Born illegitimately
To a whore, most likely
He became an orphan
Oh what a lovely orphan !
Hum ce soir.Une sale soirée à la "
Gerry" de Gus van sant. Ou à la "
Waiting for Godot" de Beckett. Comme tu préferes. Observation des biscuits dans les supermarchés. Le genre de chose a toucher et a gouter avec les yeux, histoire de se dire qu'on est peut-etre pas si morts apres tout. J'ai mal aux pieds, je fixe ceux qui marchent juste devant moi, pour ne pas me perdre dans mes pensées.

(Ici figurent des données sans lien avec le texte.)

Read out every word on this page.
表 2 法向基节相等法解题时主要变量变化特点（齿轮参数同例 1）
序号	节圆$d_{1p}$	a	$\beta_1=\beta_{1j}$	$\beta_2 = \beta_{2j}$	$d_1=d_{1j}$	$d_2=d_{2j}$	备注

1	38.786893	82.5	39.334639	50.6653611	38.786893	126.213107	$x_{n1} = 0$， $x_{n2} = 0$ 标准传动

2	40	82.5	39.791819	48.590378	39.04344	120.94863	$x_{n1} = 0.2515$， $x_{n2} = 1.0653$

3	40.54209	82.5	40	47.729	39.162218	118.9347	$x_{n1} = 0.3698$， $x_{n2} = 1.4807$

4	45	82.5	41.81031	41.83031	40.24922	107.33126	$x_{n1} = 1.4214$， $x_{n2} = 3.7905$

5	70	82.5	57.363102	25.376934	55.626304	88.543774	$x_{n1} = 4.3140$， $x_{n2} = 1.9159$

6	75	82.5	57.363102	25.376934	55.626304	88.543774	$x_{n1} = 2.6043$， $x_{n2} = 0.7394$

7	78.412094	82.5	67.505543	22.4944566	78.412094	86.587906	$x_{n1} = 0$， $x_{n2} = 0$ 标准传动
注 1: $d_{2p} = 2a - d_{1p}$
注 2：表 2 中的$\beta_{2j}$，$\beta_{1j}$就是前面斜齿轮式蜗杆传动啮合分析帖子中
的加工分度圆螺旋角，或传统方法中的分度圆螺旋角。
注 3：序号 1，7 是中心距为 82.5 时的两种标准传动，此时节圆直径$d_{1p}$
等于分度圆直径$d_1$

(Pour pas me perdre tout court.)Puis une demi heure trois quarts d'heure passés sur la digue à s'observer en chiens de faïence, et une putain de tristesse qui me prend au coeur. L'envie de se jeter à l'eau. Littéralement. Ca sert à quoi de rester là à se sapper le moral mutuellement ? je me le suis demandé. Et puis, oui, j'ai trouvé ma réponse : trop de fierté mal cachée, pas assez de courage pour s'excuser et puis l'habitude de se voir.

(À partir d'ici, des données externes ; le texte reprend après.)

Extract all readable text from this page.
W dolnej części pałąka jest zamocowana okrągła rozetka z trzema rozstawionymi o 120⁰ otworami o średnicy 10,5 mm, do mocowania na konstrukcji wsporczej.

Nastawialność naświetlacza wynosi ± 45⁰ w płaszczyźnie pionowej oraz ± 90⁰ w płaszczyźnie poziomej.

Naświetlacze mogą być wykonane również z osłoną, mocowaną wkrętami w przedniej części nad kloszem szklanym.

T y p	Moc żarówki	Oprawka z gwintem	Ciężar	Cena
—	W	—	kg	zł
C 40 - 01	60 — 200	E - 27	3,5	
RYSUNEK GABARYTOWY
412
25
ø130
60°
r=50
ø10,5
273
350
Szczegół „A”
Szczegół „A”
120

-"Viens, si tu veux on peut aller voir David La Chapelle qui s'expose à côté du Petrussian. Il a de jolies photos je trouve."
-"...."
Silence radio.
Froid polaire.
-"Enfin, on est pas ... je veux dire, si t'as pas envie...."Ahlala. Le nombre de phrases avortées ce soir. C'est fou. Pour éviter d'avoir à avorter des phrases qui n'ont pas lieu d'être, il faudrait peut etre inventer une capote à mots.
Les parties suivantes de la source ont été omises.